Combine the rice, 1 3/4 cups water, the salt and butter in a small heavy-bottomed saucepan. Bring to a boil over high heat; reduce the heat to low, stir once and simmer, covered tightly, for 15 minutes. (You may need to pull the pot half off the burner to keep it from boiling over.) Turn off the heat and allow the rice to sit covered for 5 minutes. Add the parsley, dill, scallions, and pepper. Fluff with a fork, and serve warm.

Wednesday, June 11, 2008

Easy and Yummy!

I am always trying to find recipes that are healthy but not boring. I mean I can only eat so much grilled chicken with a veggie and cous cous! I never knew about the Cooking Light website until I started posting on the WC board. Now it is a great resource for me to find new and exciting recipes that are still healthy. The first recipe I found and tried was Lemon Chicken and Rice with Artichokes. Lucky for me it was a hit with both my husband and I. It is so quick and easy and who can resist a one pot dish? This will definitely be a repeat on our list of weeknight meals.

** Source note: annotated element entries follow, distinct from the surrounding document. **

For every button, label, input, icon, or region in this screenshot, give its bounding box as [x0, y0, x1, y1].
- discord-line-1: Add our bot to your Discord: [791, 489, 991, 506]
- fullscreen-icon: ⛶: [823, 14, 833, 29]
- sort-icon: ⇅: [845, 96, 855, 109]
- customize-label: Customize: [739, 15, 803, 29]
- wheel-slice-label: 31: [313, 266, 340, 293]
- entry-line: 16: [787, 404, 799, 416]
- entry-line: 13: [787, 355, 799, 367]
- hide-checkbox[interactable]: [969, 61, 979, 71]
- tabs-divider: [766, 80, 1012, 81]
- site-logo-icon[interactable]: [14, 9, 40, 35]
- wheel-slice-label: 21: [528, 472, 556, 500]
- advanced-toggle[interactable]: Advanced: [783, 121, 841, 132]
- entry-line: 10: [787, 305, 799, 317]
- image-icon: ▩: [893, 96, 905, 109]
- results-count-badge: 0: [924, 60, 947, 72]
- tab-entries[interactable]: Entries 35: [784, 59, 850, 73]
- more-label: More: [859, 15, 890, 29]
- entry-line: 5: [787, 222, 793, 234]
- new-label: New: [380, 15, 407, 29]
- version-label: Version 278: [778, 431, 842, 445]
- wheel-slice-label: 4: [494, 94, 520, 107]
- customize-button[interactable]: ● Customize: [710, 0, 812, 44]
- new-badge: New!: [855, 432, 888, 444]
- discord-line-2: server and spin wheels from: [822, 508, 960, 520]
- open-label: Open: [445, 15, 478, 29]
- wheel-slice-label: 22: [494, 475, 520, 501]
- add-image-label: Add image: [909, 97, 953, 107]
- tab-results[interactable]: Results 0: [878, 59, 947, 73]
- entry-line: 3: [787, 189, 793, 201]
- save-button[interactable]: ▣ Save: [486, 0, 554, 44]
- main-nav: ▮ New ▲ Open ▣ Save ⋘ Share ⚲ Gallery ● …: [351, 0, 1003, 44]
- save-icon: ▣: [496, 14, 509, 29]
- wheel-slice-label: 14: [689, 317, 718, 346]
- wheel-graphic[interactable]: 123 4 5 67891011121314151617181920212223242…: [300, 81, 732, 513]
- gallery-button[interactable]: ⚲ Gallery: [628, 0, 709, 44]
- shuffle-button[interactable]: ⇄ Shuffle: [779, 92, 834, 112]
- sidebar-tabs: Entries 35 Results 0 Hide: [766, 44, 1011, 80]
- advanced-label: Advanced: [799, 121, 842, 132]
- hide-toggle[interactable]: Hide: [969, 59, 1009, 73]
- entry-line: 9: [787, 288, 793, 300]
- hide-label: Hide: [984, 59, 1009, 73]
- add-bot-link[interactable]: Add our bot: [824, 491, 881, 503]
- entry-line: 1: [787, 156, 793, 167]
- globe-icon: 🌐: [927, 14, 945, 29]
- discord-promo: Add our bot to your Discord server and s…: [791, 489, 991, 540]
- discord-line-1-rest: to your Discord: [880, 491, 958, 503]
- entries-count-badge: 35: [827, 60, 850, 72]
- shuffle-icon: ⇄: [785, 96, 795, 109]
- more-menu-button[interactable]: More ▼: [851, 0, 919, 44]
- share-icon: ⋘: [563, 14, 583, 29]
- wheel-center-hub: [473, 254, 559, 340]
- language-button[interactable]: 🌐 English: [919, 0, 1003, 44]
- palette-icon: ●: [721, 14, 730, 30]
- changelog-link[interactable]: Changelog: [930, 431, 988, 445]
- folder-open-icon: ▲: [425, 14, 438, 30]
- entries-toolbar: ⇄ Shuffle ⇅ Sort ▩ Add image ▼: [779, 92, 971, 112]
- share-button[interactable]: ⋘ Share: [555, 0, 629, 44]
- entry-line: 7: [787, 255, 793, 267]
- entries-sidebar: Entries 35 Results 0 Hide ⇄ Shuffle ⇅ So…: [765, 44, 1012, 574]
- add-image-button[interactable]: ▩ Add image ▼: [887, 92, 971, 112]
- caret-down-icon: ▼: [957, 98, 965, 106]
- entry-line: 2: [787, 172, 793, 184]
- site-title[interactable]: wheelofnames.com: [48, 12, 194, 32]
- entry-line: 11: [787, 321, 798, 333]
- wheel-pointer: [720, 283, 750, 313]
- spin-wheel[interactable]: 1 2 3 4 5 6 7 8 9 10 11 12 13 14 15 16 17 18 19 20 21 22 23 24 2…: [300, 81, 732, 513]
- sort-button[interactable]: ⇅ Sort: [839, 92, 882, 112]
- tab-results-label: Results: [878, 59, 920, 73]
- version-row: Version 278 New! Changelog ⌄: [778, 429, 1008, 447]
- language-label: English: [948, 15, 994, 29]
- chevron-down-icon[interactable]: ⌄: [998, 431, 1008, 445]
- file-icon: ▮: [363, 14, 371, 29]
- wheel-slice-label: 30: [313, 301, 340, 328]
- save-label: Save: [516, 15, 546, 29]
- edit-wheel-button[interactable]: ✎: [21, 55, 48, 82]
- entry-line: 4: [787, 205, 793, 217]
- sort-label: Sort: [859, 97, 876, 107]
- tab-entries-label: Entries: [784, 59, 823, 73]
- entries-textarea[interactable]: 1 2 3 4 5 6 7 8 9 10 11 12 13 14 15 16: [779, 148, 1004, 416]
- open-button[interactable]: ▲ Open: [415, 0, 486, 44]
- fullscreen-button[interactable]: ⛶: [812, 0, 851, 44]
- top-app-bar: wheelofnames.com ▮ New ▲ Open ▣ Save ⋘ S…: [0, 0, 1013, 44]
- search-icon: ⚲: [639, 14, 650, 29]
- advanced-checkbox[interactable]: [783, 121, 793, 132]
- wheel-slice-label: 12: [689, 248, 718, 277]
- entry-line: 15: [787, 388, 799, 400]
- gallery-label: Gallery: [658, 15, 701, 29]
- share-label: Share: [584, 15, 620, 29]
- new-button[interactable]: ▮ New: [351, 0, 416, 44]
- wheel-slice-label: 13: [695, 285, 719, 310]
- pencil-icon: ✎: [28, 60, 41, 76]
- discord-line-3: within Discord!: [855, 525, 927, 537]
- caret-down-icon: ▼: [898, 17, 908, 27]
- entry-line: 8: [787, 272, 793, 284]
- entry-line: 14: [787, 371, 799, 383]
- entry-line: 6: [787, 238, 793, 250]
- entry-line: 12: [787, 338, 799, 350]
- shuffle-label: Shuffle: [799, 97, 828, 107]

Lemon Chicken and Rice with Artichokes, courtesy of Cooking Light
1 pound skinless, boneless chicken breast, cut into 1/2-inch strips
2 1/4 cups chopped onion
1 cup chopped red bell pepper
2 cups instant rice (I used brown rice)
1/4 cup fresh lemon juice
1/4 teaspoon salt
1/4 teaspoon black pepper
1 (14-ounce) can fat-free, less-sodium chicken broth
1 (14-ounce) can quartered artichoke hearts, drained
2 tablespoons grated Romano cheese (I left the cheese out)

Heat pan with cooking spray or a little olive oil over medium-high heat. Add the chicken, chopped onion and red bell pepper; sauté 5 minutes. Stir in rice, lemon juice, salt, black pepper and broth; bring to a boil. Cover, reduce heat, and simmer for 15 minutes or until rice is tender. Stir in artichokes and cook 1 minute or until heated through. Sprinkle with cheese if desired.

Let's try this again..

Okay, so as you can see from the date of my first post, I started this blog a while ago and it hasn't made it very far since. All of the WC ladies have such great blogs; I kind of became a bit intimidated and thought that maybe I wasn't cut out for this whole blog thing since I had absolutely no clue how it all worked. I have decided that I am going to get over the fear and do it anyway, lol. I want to be able to share my recipes too. I feel kind of selfish always seeing everyone's wonderful recipes and ideas without sharing my own. So, over the next couple of days I will be adding the recipes and photos I have been accumulating over the past couple of months. My poor husband has been such a trooper in helping me photograph my dishes (with my stinky camera). I think he is probably wondering how long I am going to continue taking pictures of my food without having a blog, lol.
So without further adieu.......My blog! :o)

Monday, March 10, 2008

My First Post!

I am so excited to start my food blog. I have acquired such a passion for cooking and learning new things over the past few years. My husband was the first to spark my enthusiasm in cooking and then The Food Network took it to a whole new level. I never thought that a cooking network would supply me with countless hours of entertainment. It is one of the only channels I watch anymore. You can imagine my excitement to register for all new kitchen stuff when my husband and I got married this past November. Now if I only had room in our small kitchen to store it all....I can't WAIT to buy a home and have a big kitchen again!

I am a first timer at this whole blog thing so bare with me as I learn. I think this will be a great tool for keeping all of my recipes archived and a place of inspiration when my hubby and I are having one of those nights where we don't know what to cook for dinner. We are both very indecisive so you can imagine what a task that can be at times.

Well, I hope you enjoy....I am looking forward to sharing mine and my husbands recipes and learning many more from others.